A couple mornings ago we were doing the usual morning-get-ready stuff. Hubby likes to turn on one of the local stations for weather and news. Since my tolerance for broadcast news is incredibly low (and since my tolerance for most local news outlets is roughly equal to my tolerance for fingernails on a chalkboard), I'll find something else to do while he watches the morning news program.
It's your typical program: male anchor, female anchor, weather guy who tries to be funny, and a little bit of an effort to be informative but mostly a lot of fluff. And a lot of happy-talk. Anyone who has ever known how I am in the morning knows that I do not do happy talk. There was a reason I watched Don Imus for so many years; he was the only person on in the morning whose demeanor was as gruff and cranky as mine is in the morning. (It's also why I wish they could find a way to bring Hughes Rudd back from the dead.)
Anyway, the content of this morning news program is your typical casserole of what passes for television news these days, and that's anything of any real substance either being mishandled or just given a two-sentence summary in the studio, in between the co-anchors trying to be your funniest, bestest friend ever. What gets the longer play are the touchy-feely stories, or the "news you can use" stories, usually your consumer-oriented stuff. But, once in a while, you'll spot something fishy about these stories. I did the other day. One video piece presented under the guise of "news" was so blatantly, obviously a VNR that I saw red. And it was full of half-truths. And yet this station was presenting it just like it was the Gospel.
Now, the temptation was very strong to do more than just yell at the television. I had serious thoughts of getting in touch with the station and saying, "Look, I saw this, and I know what you did." Because what I teach my students is the exact opposite of this. I teach my kids about VNRs. I spend so much of my career trying to get them to realize they are being manipulated in subtle ways, because everybody -- be it politicians, be it corporations, be it celebrities, be it whatever -- is trying to persuade you, and it ain't your best interest they have in mind.

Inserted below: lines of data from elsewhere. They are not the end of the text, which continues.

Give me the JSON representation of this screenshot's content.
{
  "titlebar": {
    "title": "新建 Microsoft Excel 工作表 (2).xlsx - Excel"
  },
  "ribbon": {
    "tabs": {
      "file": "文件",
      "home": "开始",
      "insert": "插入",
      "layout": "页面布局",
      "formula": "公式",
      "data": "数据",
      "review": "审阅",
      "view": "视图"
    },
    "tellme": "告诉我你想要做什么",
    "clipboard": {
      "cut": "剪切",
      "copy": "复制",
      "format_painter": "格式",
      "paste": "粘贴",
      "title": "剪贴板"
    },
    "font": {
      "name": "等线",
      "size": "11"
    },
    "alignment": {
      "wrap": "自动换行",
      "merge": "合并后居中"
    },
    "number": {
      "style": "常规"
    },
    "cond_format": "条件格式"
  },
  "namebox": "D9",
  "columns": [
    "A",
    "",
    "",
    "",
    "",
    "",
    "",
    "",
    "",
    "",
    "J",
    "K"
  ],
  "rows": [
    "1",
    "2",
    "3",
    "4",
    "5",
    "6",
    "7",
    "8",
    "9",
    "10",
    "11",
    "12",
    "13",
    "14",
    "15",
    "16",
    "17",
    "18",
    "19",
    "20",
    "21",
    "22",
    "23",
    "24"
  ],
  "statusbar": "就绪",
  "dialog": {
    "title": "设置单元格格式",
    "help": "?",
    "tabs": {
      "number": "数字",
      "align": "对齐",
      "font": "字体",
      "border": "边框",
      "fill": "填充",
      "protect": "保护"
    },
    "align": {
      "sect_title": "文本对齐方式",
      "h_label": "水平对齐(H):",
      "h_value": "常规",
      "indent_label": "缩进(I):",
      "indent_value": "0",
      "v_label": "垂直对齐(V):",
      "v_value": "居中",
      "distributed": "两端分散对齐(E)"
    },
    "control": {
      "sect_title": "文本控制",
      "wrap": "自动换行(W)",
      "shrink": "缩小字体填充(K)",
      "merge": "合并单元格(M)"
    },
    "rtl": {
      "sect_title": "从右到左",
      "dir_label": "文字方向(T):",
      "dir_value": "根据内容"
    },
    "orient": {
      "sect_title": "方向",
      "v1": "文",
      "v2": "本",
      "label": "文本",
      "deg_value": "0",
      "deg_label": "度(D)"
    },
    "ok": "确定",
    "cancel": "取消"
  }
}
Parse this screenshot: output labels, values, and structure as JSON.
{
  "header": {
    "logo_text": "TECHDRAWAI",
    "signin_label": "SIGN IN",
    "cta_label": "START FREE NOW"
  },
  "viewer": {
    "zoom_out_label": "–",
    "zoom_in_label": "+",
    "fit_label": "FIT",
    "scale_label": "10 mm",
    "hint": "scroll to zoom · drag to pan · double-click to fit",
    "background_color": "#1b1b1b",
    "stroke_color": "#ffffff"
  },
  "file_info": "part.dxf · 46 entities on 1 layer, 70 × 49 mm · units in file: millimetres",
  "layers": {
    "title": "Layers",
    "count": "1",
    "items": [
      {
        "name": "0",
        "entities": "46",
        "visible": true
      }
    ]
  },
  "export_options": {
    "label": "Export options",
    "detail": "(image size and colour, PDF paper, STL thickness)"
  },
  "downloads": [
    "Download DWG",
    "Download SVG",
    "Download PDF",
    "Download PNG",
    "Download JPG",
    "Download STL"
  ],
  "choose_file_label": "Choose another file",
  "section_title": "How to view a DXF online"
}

But as I was honing my ire into a fine spear's tip, I remembered something. The station that aired this VNR is one of the very TV stations we're wanting to build an alliance with at work. And for that to work, it's very important I do nothing to offend them. We need them a lot more than they need us. Yeah, I could fire off an e-mail full of indignation, but not only would it accomplish precisely nothing, it would also probably cost my students internship opportunities and our department a valuable partnership. They hold the cards. I don't. Yes, stuff like this turns my stomach. I know what the true ethicist would do. But their station represents opportunities for our kids.

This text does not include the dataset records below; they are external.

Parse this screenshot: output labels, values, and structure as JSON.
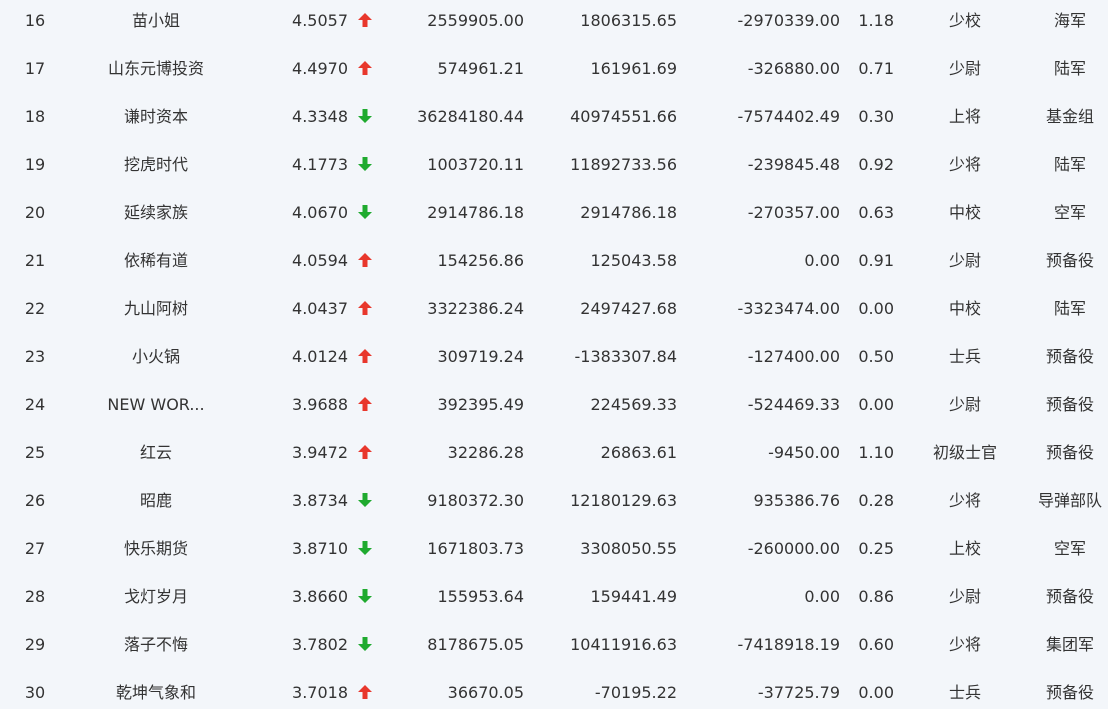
{
  "colors": {
    "background": "#f3f6fa",
    "text": "#333333",
    "up": "#e8372c",
    "down": "#1faa2f"
  },
  "rows": [
    {
      "rank": "16",
      "name": "苗小姐",
      "score": "4.5057",
      "trend": "up-arrow-icon",
      "v1": "2559905.00",
      "v2": "1806315.65",
      "v3": "-2970339.00",
      "ratio": "1.18",
      "level": "少校",
      "unit": "海军"
    },
    {
      "rank": "17",
      "name": "山东元博投资",
      "score": "4.4970",
      "trend": "up-arrow-icon",
      "v1": "574961.21",
      "v2": "161961.69",
      "v3": "-326880.00",
      "ratio": "0.71",
      "level": "少尉",
      "unit": "陆军"
    },
    {
      "rank": "18",
      "name": "谦时资本",
      "score": "4.3348",
      "trend": "down-arrow-icon",
      "v1": "36284180.44",
      "v2": "40974551.66",
      "v3": "-7574402.49",
      "ratio": "0.30",
      "level": "上将",
      "unit": "基金组"
    },
    {
      "rank": "19",
      "name": "挖虎时代",
      "score": "4.1773",
      "trend": "down-arrow-icon",
      "v1": "1003720.11",
      "v2": "11892733.56",
      "v3": "-239845.48",
      "ratio": "0.92",
      "level": "少将",
      "unit": "陆军"
    },
    {
      "rank": "20",
      "name": "延续家族",
      "score": "4.0670",
      "trend": "down-arrow-icon",
      "v1": "2914786.18",
      "v2": "2914786.18",
      "v3": "-270357.00",
      "ratio": "0.63",
      "level": "中校",
      "unit": "空军"
    },
    {
      "rank": "21",
      "name": "依稀有道",
      "score": "4.0594",
      "trend": "up-arrow-icon",
      "v1": "154256.86",
      "v2": "125043.58",
      "v3": "0.00",
      "ratio": "0.91",
      "level": "少尉",
      "unit": "预备役"
    },
    {
      "rank": "22",
      "name": "九山阿树",
      "score": "4.0437",
      "trend": "up-arrow-icon",
      "v1": "3322386.24",
      "v2": "2497427.68",
      "v3": "-3323474.00",
      "ratio": "0.00",
      "level": "中校",
      "unit": "陆军"
    },
    {
      "rank": "23",
      "name": "小火锅",
      "score": "4.0124",
      "trend": "up-arrow-icon",
      "v1": "309719.24",
      "v2": "-1383307.84",
      "v3": "-127400.00",
      "ratio": "0.50",
      "level": "士兵",
      "unit": "预备役"
    },
    {
      "rank": "24",
      "name": "NEW WOR...",
      "score": "3.9688",
      "trend": "up-arrow-icon",
      "v1": "392395.49",
      "v2": "224569.33",
      "v3": "-524469.33",
      "ratio": "0.00",
      "level": "少尉",
      "unit": "预备役"
    },
    {
      "rank": "25",
      "name": "红云",
      "score": "3.9472",
      "trend": "up-arrow-icon",
      "v1": "32286.28",
      "v2": "26863.61",
      "v3": "-9450.00",
      "ratio": "1.10",
      "level": "初级士官",
      "unit": "预备役"
    },
    {
      "rank": "26",
      "name": "昭鹿",
      "score": "3.8734",
      "trend": "down-arrow-icon",
      "v1": "9180372.30",
      "v2": "12180129.63",
      "v3": "935386.76",
      "ratio": "0.28",
      "level": "少将",
      "unit": "导弹部队"
    },
    {
      "rank": "27",
      "name": "快乐期货",
      "score": "3.8710",
      "trend": "down-arrow-icon",
      "v1": "1671803.73",
      "v2": "3308050.55",
      "v3": "-260000.00",
      "ratio": "0.25",
      "level": "上校",
      "unit": "空军"
    },
    {
      "rank": "28",
      "name": "戈灯岁月",
      "score": "3.8660",
      "trend": "down-arrow-icon",
      "v1": "155953.64",
      "v2": "159441.49",
      "v3": "0.00",
      "ratio": "0.86",
      "level": "少尉",
      "unit": "预备役"
    },
    {
      "rank": "29",
      "name": "落子不悔",
      "score": "3.7802",
      "trend": "down-arrow-icon",
      "v1": "8178675.05",
      "v2": "10411916.63",
      "v3": "-7418918.19",
      "ratio": "0.60",
      "level": "少将",
      "unit": "集团军"
    },
    {
      "rank": "30",
      "name": "乾坤气象和",
      "score": "3.7018",
      "trend": "up-arrow-icon",
      "v1": "36670.05",
      "v2": "-70195.22",
      "v3": "-37725.79",
      "ratio": "0.00",
      "level": "士兵",
      "unit": "预备役"
    }
  ]
}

And, besides, if I complained about it, it would accomplish nothing. The ethicists in our trade (and I'm one) can rail about the use of VNRs, but it's widespread; much as we despise them, they're not going away. I know full well I could complain about that VNR and even if I got a "yeah, you caught us" from the news department, be it in two weeks or two months I'd see the same damn thing happen again. It's because VNRs offer an easy and tempting fix to the age-old problem of "we need content, we need it cheap, and we need it now." It's the very problem the creators of VNRs know about when they create them, just as the creators of press releases rely on newspaper editors needing material to fill out a page. It's widespread. To use the old analogy, complaining about it is like complaining about speeding at the Indy 500. It's just the nature of the beast, especially during a time when media outlets have an insatiable desire for content and yet don't want to spend what it would require to get true high-quality content (and during a time when, for most people, content goes in one ear and out the other anyway).
Oh, well. At the very least, I've come away with another example I can use in the classroom. The older I get, the more I believe that the present-day state of our profession is hopelessly lost. However, I can make a difference for the next generation, and that's why I work so hard to train them properly and train them well, for someday when they are calling the shots, there's hope for them making the right call.
(And, one day, if I do strike oil in the back yard or win the lottery or whatever, I'm starting my own television station. It's going to hire the best journalists it can -- nobody can work for our news department unless they've had at least two years working a beat at a newspaper -- and it's going to seek out real news and present it each morning, evening and night with absolutely no crap, no fluff, no snappy theme music, no "we're pretending to be your best friend" sloganeering. It's going to be what broadcast news should be. It's going to be great. And it's going to crater in the ratings and drive me to bankruptcy in less than three months, I'll bet.)